Alongside vital supplies, the technical support and operational capacity provided through surge deployment mechanisms of WHO and its partners continued to save lives in 2022. The Global Outbreak Alert and Response Network, for example, made 111 deployments in support of 11 emergency response operations throughout 2022. Deployed experts covered a broad range of disciplines including coordination, epidemiology and surveillance, laboratory, case management, infection prevention and control, risk communication and community engagement.
To respond effectively to the ever-increasing scale and complexity of health emergencies in the 21st century, however, WHO is working with partners to rethink how the world collectively trains, maintains, equips, coordinates, networks and leads the world’s health emergency workforce. Ultimately every country must be able to respond rapidly and effectively to national health emergencies, and call on regional and global friends and neighbours for rapid, predictable, coordinated support in times of need.

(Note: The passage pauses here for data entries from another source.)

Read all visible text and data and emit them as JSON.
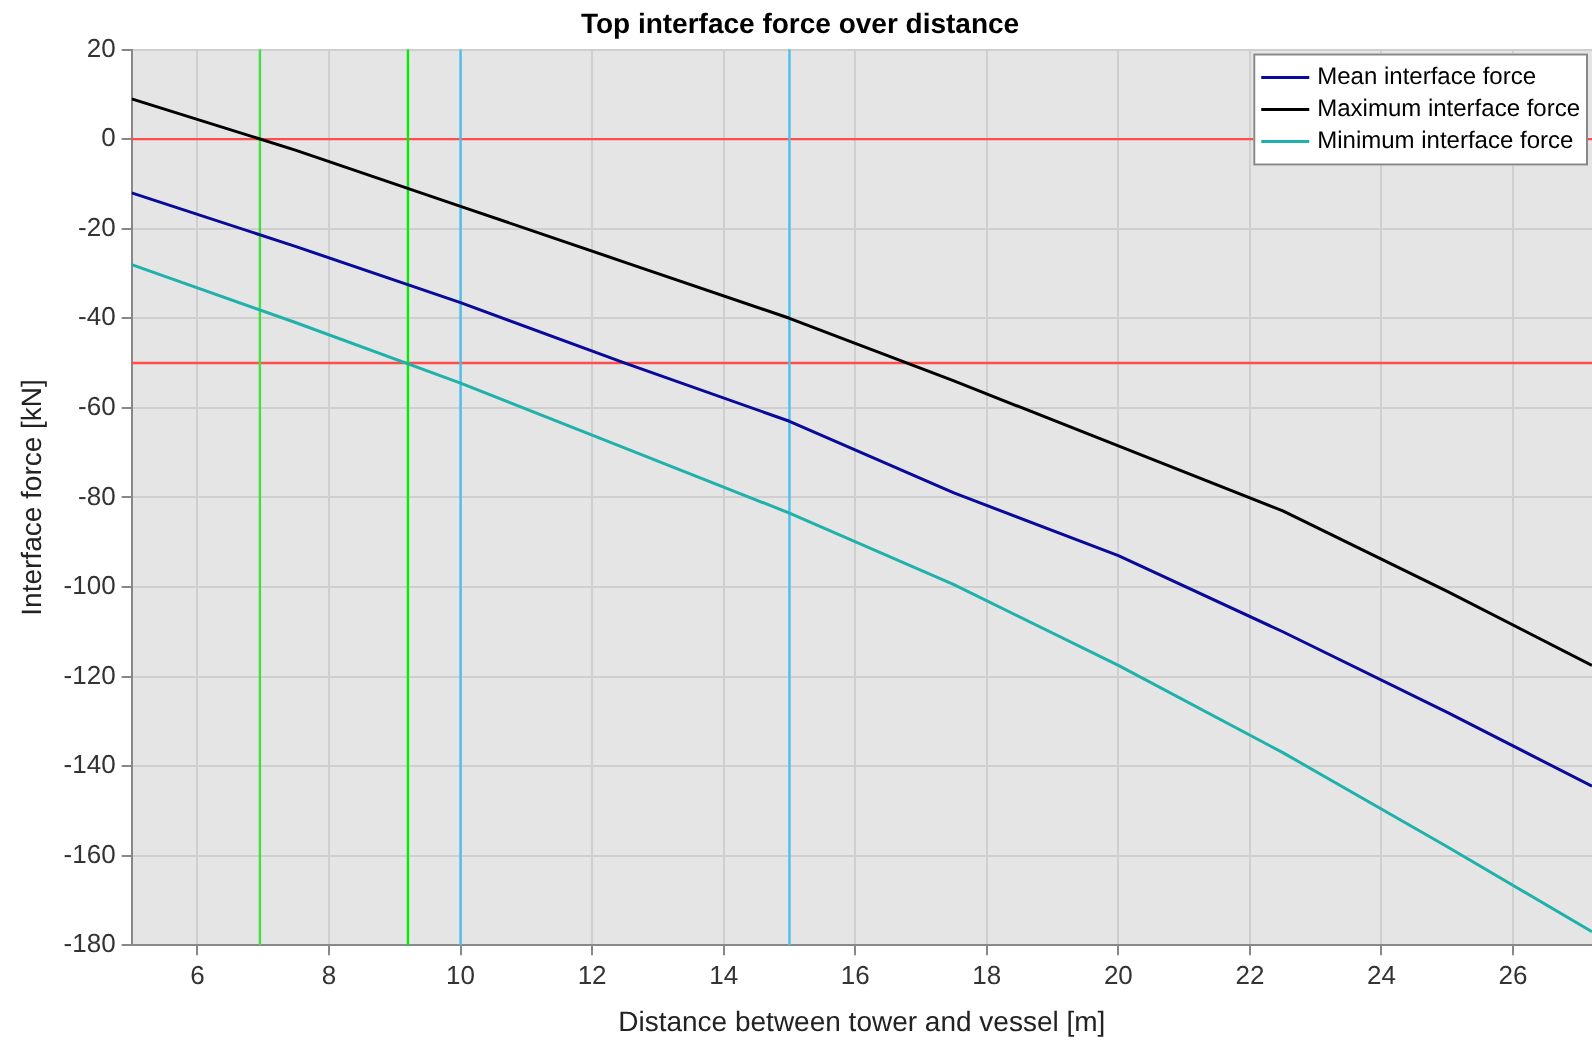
{
  "chart_data": {
    "type": "line",
    "title": "Top interface force over distance",
    "xlabel": "Distance between tower and vessel [m]",
    "ylabel": "Interface force [kN]",
    "x": [
      5,
      7.5,
      10,
      12.5,
      15,
      17.5,
      20,
      22.5,
      25,
      27.2
    ],
    "series": [
      {
        "name": "Mean interface force",
        "color": "#0a0a9a",
        "values": [
          -12,
          -24,
          -36.5,
          -50,
          -63,
          -79,
          -93,
          -110,
          -128,
          -144.5
        ]
      },
      {
        "name": "Maximum interface force",
        "color": "#000000",
        "values": [
          9,
          -2.5,
          -15,
          -27.5,
          -40,
          -54,
          -68.5,
          -83,
          -101,
          -117.5
        ]
      },
      {
        "name": "Minimum interface force",
        "color": "#20b2aa",
        "values": [
          -28,
          -41,
          -54.5,
          -69,
          -83.5,
          -99.5,
          -117.5,
          -137,
          -158,
          -177
        ]
      }
    ],
    "xlim": [
      5,
      27.2
    ],
    "xticks": [
      6,
      8,
      10,
      12,
      14,
      16,
      18,
      20,
      22,
      24,
      26
    ],
    "ylim": [
      -180,
      20
    ],
    "yticks": [
      -180,
      -160,
      -140,
      -120,
      -100,
      -80,
      -60,
      -40,
      -20,
      0,
      20
    ],
    "ref_lines": [
      {
        "axis": "y",
        "value": 0,
        "color": "#ff4d4d"
      },
      {
        "axis": "y",
        "value": -50,
        "color": "#ff4d4d"
      },
      {
        "axis": "x",
        "value": 6.95,
        "color": "#44dd44"
      },
      {
        "axis": "x",
        "value": 9.2,
        "color": "#00ee00"
      },
      {
        "axis": "x",
        "value": 10,
        "color": "#4dbeee"
      },
      {
        "axis": "x",
        "value": 15,
        "color": "#4dbeee"
      }
    ],
    "grid": true,
    "legend": "top right",
    "marker": "none",
    "line_style": "solid"
  }
}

The fundamental building block of a global health emergency workforce is a well-trained national health emergency workforce in every country. In 2022 WHO set out a 5-year roadmap to strengthen the multidisciplinary workforce required to carry out essential public health functions, including emergency preparedness and response, in every Member State. In 2023 WHO aims to work with partners to build on the roadmap by accelerating the development of multidisciplinary national health emergency workforce and leadership capacities at the intersection of health security, primary health care, and health promotion, and continue to strengthen our collective ability to respond rapidly in a world where threats to health continue to multiply.